Lebanese officials say they are perplexed by Washington’s position.

“We are in the midst of a crisis, and American intervention would help a lot,” Premier Salim Hoss, leader of the Muslim-dominated Cabinet, said in a telephone interview. “The U.S. made the attempt (before the election failure), and the U.S. should keep on with the effort.

“There is nothing specific we are asking,” Hoss added. “We simply want a president to be elected soon, and there is, as of now, no progress.”

This is one point on which Hoss agrees with the rival Christian government appointed by Gemayel under the leadership of Maj. Gen. Michel Aoun, commander of the Lebanese army.

Robert Farah, a spokesman for the Lebanese Forces, a right-wing Christian militia loosely aligned with the Christian government, said: “It is critical that Washington undo the damage that has been done. The U.S. is vital in breaking the deadlock.”


The Reagan Administration’s hands-off policy marks a major shift after six years of troubled and ultimately tragic involvement in Lebanon. After Israel’s 1982 invasion of Lebanon, the Administration dispatched Marine peacekeepers and special envoys to try to end Lebanon’s troubles.

But each of the U.S. efforts to eliminate the presence of foreign troops, negotiate a formal peace between Lebanon and Israel and find terms for political reform eventually collapsed.

And along the way, two American embassies and a Marine compound were blown up, killing more than 250 Americans, and 57 Americans were taken hostage between 1982 and 1988. Nine remain in captivity, creating a national trauma ultimately responsible for the disastrous arms-for-hostages swap with Iran that became the Reagan Administration’s Iran-Contra scandal.

Last January, aware that Lebanon would have difficulty selecting a new president when Gemayel’s six-year term ended, U.S. envoys began a series of efforts to mediate between the interested parties--not only Lebanon’s various religious sects but also Syria, the dominant foreign power in Lebanon and a close ally of many Lebanese Muslims.

In a final appeal to Gemayel before he appointed Aoun to head a provisional military government last week, Secretary of State George P. Shultz pledged that the United States would launch a new effort to mediate constitutional reforms after the election, according to Lebanese and U.S. sources.
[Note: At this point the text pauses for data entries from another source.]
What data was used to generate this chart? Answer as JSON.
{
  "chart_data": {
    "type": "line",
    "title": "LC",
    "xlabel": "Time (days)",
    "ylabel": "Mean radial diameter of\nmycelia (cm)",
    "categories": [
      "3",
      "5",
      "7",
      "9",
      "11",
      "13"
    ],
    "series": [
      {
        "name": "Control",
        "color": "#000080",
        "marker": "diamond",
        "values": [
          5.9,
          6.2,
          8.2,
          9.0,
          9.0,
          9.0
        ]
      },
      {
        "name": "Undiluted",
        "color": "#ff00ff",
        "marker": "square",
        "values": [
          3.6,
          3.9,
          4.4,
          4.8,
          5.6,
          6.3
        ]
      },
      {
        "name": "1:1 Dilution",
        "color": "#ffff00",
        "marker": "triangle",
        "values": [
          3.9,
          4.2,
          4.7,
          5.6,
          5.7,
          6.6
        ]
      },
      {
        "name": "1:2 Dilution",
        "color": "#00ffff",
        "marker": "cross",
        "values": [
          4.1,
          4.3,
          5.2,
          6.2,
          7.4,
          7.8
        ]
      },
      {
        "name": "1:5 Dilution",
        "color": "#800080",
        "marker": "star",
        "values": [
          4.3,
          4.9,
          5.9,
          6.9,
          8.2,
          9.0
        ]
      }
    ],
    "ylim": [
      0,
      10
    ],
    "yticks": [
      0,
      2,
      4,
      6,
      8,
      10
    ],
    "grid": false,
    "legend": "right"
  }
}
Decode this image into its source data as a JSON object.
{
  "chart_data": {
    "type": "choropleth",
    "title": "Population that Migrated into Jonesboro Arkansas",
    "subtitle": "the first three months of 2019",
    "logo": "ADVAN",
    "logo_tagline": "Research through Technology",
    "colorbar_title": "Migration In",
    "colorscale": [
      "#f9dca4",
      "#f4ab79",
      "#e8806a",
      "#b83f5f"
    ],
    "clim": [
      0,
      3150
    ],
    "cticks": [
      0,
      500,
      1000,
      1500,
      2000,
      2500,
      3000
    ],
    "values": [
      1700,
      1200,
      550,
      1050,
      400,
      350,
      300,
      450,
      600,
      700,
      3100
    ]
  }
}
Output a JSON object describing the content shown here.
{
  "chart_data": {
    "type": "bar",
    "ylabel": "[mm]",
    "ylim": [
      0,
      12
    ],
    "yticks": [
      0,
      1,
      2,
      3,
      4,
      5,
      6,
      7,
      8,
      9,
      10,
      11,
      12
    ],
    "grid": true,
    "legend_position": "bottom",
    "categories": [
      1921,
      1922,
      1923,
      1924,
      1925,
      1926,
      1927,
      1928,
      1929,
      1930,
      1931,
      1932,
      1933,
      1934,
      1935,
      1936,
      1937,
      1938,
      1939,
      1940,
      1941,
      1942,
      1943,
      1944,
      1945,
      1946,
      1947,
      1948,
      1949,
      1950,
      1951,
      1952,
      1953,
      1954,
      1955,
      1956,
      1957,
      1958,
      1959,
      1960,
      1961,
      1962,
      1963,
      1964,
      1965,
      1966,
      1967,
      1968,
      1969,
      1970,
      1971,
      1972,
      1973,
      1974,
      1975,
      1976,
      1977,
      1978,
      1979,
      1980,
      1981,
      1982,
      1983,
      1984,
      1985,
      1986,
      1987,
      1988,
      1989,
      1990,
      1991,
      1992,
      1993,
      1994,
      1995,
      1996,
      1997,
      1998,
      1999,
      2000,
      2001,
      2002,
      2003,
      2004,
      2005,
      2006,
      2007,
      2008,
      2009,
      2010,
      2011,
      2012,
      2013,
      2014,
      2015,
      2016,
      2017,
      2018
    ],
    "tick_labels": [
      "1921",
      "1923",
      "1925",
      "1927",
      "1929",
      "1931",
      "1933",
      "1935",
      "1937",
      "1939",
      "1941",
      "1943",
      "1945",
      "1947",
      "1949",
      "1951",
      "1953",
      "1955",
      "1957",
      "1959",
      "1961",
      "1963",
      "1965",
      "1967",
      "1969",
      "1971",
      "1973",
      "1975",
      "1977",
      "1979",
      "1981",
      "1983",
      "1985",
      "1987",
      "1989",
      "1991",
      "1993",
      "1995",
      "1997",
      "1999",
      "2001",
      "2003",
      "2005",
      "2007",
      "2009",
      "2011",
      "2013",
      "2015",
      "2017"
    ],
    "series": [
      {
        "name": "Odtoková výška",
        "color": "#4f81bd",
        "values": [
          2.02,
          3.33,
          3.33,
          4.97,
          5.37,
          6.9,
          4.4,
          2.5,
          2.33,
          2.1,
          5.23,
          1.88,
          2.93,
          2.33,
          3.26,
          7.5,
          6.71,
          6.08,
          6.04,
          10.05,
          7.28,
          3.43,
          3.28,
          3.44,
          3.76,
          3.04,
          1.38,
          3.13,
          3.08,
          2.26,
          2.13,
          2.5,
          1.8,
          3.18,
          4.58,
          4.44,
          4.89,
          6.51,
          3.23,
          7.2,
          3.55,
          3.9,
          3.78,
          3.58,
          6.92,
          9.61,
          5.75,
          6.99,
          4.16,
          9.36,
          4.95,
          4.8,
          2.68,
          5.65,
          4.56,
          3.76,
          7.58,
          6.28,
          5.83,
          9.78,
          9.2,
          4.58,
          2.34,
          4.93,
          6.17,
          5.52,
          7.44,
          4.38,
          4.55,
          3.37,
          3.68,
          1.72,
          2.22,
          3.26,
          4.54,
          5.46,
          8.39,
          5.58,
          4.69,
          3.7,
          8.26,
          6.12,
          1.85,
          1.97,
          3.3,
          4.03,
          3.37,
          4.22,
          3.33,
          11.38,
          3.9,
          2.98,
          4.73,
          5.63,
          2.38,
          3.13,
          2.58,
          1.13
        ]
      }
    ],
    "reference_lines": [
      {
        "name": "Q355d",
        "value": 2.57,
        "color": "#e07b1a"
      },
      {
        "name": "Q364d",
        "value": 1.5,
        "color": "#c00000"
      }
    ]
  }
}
But with the de facto partition of Lebanon, the United States instead has distanced itself from the crisis.

So far, the Administration has been prepared only to provide a medium to relay messages between the Christians, Muslims and Syrians. New U.S. Ambassador John McCarthy, who took up his post in Beirut only last Saturday, has talked with both cabinets.

At the same time, however, much of McCarthy’s staff has been evacuated and he has been unable to officially present his credentials because of the absence of a chief of state.

“It’s not true that we’ve lost interest,” insisted an Administration source who asked not to be identified. “But what, practically, can we do? There’s no magic figure who hasn’t already been thought of for the presidency. We’ve already looked at every angle.

“Frankly, ideas about a role for the U.S. in Lebanon aren’t very popular these days.”